Clark and Hagen exchanged stares, but neither could look Pitt square in the eyes.
"Sorry to screw up your plans," said Clark. "But we have a crisis on our hands, and your experience with ships might prove helpful."
"I'd be no good to you. I'm washed out."
"Can we take a few minutes and tell you what we're dealing with here?"
"I'm willing to listen."
Clark nodded, satisfied. "Okay, Ira has come direct from the President. He's better qualified to explain the situation than I am." He turned to Hagen. "You've got the floor."
Hagen took off his coat, removed a handkerchief from his hip pocket, and wiped his perspiring forehead. "The situation is this, Dirk. Do you mind if I call you Dirk?"
"It's my name."
Hagen was an expert judge of men, and he liked what he saw. This guy didn't seem the type who could be conned. There was also a look about him that suggested trust. Hagen laid the cards on the table and spelled out the Russian plot to murder the Castros and assume control of Cuba. He waded through the details in concise terms, explaining how the nuclear explosive was smuggled into the harbor and the projected time of its detonation.
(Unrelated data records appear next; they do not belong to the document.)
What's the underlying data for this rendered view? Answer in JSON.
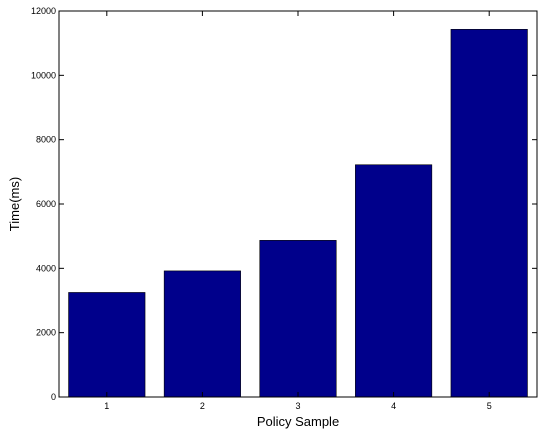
{
  "chart_data": {
    "type": "bar",
    "categories": [
      "1",
      "2",
      "3",
      "4",
      "5"
    ],
    "values": [
      3250,
      3920,
      4870,
      7220,
      11430
    ],
    "title": "",
    "xlabel": "Policy Sample",
    "ylabel": "Time(ms)",
    "ylim": [
      0,
      12000
    ],
    "yticks": [
      0,
      2000,
      4000,
      6000,
      8000,
      10000,
      12000
    ],
    "ytick_labels": [
      "0",
      "2000",
      "4000",
      "6000",
      "8000",
      "10000",
      "12000"
    ],
    "grid": false,
    "legend": "none",
    "bar_color": "#00008b"
  }
}
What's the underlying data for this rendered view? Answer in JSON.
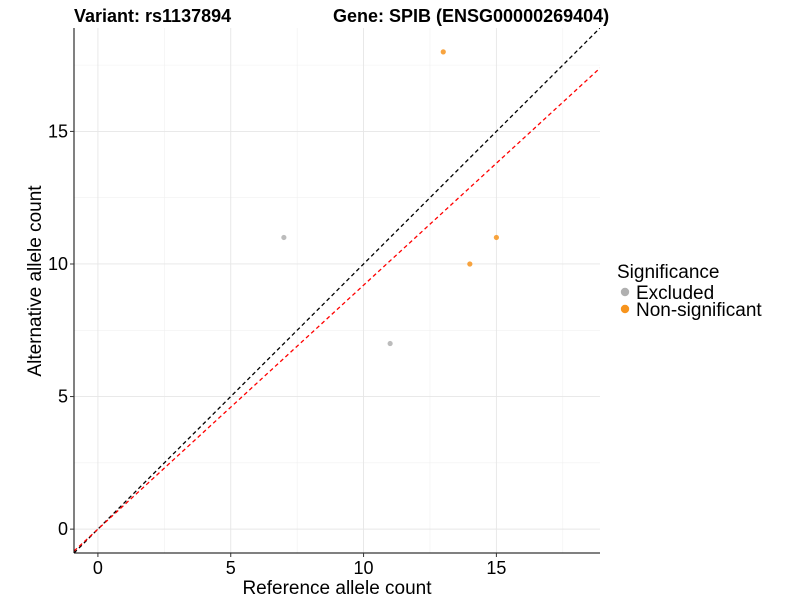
{
  "chart_data": {
    "type": "scatter",
    "title_left": "Variant: rs1137894",
    "title_right": "Gene: SPIB (ENSG00000269404)",
    "xlabel": "Reference allele count",
    "ylabel": "Alternative allele count",
    "xlim": [
      -0.9,
      18.9
    ],
    "ylim": [
      -0.9,
      18.9
    ],
    "x_ticks": [
      0,
      5,
      10,
      15
    ],
    "y_ticks": [
      0,
      5,
      10,
      15
    ],
    "x_tick_labels": [
      "0",
      "5",
      "10",
      "15"
    ],
    "y_tick_labels": [
      "0",
      "5",
      "10",
      "15"
    ],
    "grid": true,
    "legend": {
      "title": "Significance",
      "position": "right",
      "entries": [
        {
          "label": "Excluded",
          "color": "#b0b0b0"
        },
        {
          "label": "Non-significant",
          "color": "#f7941d"
        }
      ]
    },
    "series": [
      {
        "name": "Excluded",
        "color": "#b0b0b0",
        "points": [
          {
            "x": 7,
            "y": 11
          },
          {
            "x": 11,
            "y": 7
          }
        ]
      },
      {
        "name": "Non-significant",
        "color": "#f7941d",
        "points": [
          {
            "x": 13,
            "y": 18
          },
          {
            "x": 14,
            "y": 10
          },
          {
            "x": 15,
            "y": 11
          }
        ]
      }
    ],
    "reference_lines": [
      {
        "slope": 1.0,
        "intercept": 0,
        "color": "#000000",
        "style": "dashed"
      },
      {
        "slope": 0.92,
        "intercept": 0,
        "color": "#ff0000",
        "style": "dashed"
      }
    ]
  }
}
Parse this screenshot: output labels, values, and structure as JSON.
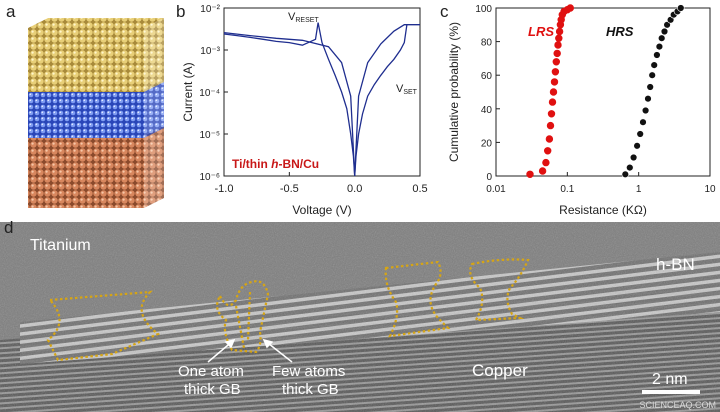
{
  "panels": {
    "a": {
      "letter": "a"
    },
    "b": {
      "letter": "b"
    },
    "c": {
      "letter": "c"
    },
    "d": {
      "letter": "d"
    }
  },
  "chart_data": [
    {
      "type": "line",
      "panel": "b",
      "title": "",
      "xlabel": "Voltage (V)",
      "ylabel": "Current (A)",
      "xlim": [
        -1.0,
        0.5
      ],
      "ylim": [
        1e-06,
        0.01
      ],
      "yscale": "log",
      "xticks": [
        "-1.0",
        "-0.5",
        "0.0",
        "0.5"
      ],
      "yticks": [
        "10⁻⁶",
        "10⁻⁵",
        "10⁻⁴",
        "10⁻³",
        "10⁻²"
      ],
      "inset_label_prefix": "Ti/thin ",
      "inset_label_italic": "h",
      "inset_label_suffix": "-BN/Cu",
      "annotations": {
        "reset_main": "V",
        "reset_sub": "RESET",
        "set_main": "V",
        "set_sub": "SET"
      },
      "series": [
        {
          "color": "#1f2e8f",
          "x": [
            -1.0,
            -0.9,
            -0.8,
            -0.7,
            -0.6,
            -0.5,
            -0.4,
            -0.3,
            -0.28,
            -0.25,
            -0.2,
            -0.15,
            -0.1,
            -0.06,
            -0.03,
            -0.01,
            0.0,
            0.01,
            0.03,
            0.06,
            0.1,
            0.15,
            0.2,
            0.25,
            0.3,
            0.35,
            0.38,
            0.4,
            0.45,
            0.5
          ],
          "y": [
            0.0024,
            0.0022,
            0.002,
            0.0018,
            0.0016,
            0.0015,
            0.0013,
            0.0018,
            0.0045,
            0.0015,
            0.0006,
            0.00025,
            0.0001,
            4e-05,
            1e-05,
            3e-06,
            1e-06,
            3e-06,
            1e-05,
            3e-05,
            8e-05,
            0.00015,
            0.00025,
            0.0004,
            0.0006,
            0.001,
            0.0015,
            0.004,
            0.004,
            0.004
          ]
        },
        {
          "color": "#1f2e8f",
          "x": [
            -1.0,
            -0.8,
            -0.6,
            -0.4,
            -0.2,
            -0.1,
            -0.03,
            0.0,
            0.03,
            0.1,
            0.2,
            0.3,
            0.38,
            0.4
          ],
          "y": [
            0.0026,
            0.0022,
            0.0019,
            0.0017,
            0.0012,
            0.0005,
            8e-05,
            1e-06,
            8e-05,
            0.0005,
            0.0014,
            0.0028,
            0.004,
            0.004
          ]
        }
      ]
    },
    {
      "type": "scatter",
      "panel": "c",
      "title": "",
      "xlabel": "Resistance (KΩ)",
      "ylabel": "Cumulative probability (%)",
      "xlim": [
        0.01,
        10
      ],
      "ylim": [
        0,
        100
      ],
      "xscale": "log",
      "xticks": [
        "0.01",
        "0.1",
        "1",
        "10"
      ],
      "yticks": [
        "0",
        "20",
        "40",
        "60",
        "80",
        "100"
      ],
      "series": [
        {
          "name": "LRS",
          "color": "#e01010",
          "x": [
            0.03,
            0.045,
            0.05,
            0.053,
            0.056,
            0.058,
            0.06,
            0.062,
            0.064,
            0.066,
            0.068,
            0.07,
            0.072,
            0.074,
            0.076,
            0.078,
            0.08,
            0.082,
            0.085,
            0.09,
            0.1,
            0.11
          ],
          "y": [
            1,
            3,
            8,
            15,
            22,
            30,
            37,
            44,
            50,
            56,
            62,
            68,
            73,
            78,
            82,
            86,
            90,
            93,
            96,
            98,
            99,
            100
          ]
        },
        {
          "name": "HRS",
          "color": "#111111",
          "x": [
            0.65,
            0.75,
            0.85,
            0.95,
            1.05,
            1.15,
            1.25,
            1.35,
            1.45,
            1.55,
            1.65,
            1.8,
            1.95,
            2.1,
            2.3,
            2.5,
            2.8,
            3.1,
            3.5,
            3.9
          ],
          "y": [
            1,
            5,
            11,
            18,
            25,
            32,
            39,
            46,
            53,
            60,
            66,
            72,
            77,
            82,
            86,
            90,
            93,
            96,
            98,
            100
          ]
        }
      ]
    }
  ],
  "micrograph": {
    "labels": {
      "titanium": "Titanium",
      "hbn": "h-BN",
      "copper": "Copper",
      "one_atom_line1": "One atom",
      "one_atom_line2": "thick GB",
      "few_atoms_line1": "Few atoms",
      "few_atoms_line2": "thick GB",
      "scale": "2 nm"
    },
    "watermark": "SCIENCEAQ.COM",
    "outline_color": "#d6a515"
  }
}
When Hagen finished, Clark outlined the operation to find the bomb. There was no time to bring in a highly trained nuclear-device search team, nor would the Cubans allow them to step foot in the city. He had only twenty men with the most primitive radiation-detection equipment. He had the horrifying responsibility of leading the search, and it didn't require much imagination for him to get across the futility of his substandard efforts. Finally he paused.
"Do you follow me, Dirk?"
"Yes. . ." Pitt said slowly. "I follow. Thank you."
"Any questions?"
"Several, but one is uppermost in my mind. What happens to all of us if this thing isn't found and disarmed?"
"I think you know the answer," said Clark.
"Okay, but I want to hear it from you."
Clark's face took on the look of a mourner at a funeral. "We all die," he said simply.
"Will you help us?" asked Hagen.
Pitt looked at Clark. "How much time is left?"
"Roughly sixteen hours."
Pitt rose from his chair and began pacing the floor, his instincts beginning to sift through the maze of information. After a minute of silence as Hagen and Clark watched him expectantly, he suddenly leaned across the table and said, "I need a map of the dock area."
One of Clark's staff quickly produced one.
Pitt smoothed it out on the table and peered at it. "You say you can't alert the Cubans?" he asked as he studied the docking facilities of the bay.
"No," Hagen replied. "Their government is riddled with Soviet agents. If we were to warn them, they'd ignore it and squelch our search operation."
"What about Castro?"
Penetrating his security and warning him is my job," said Hagen.
"And the United States receives the blame."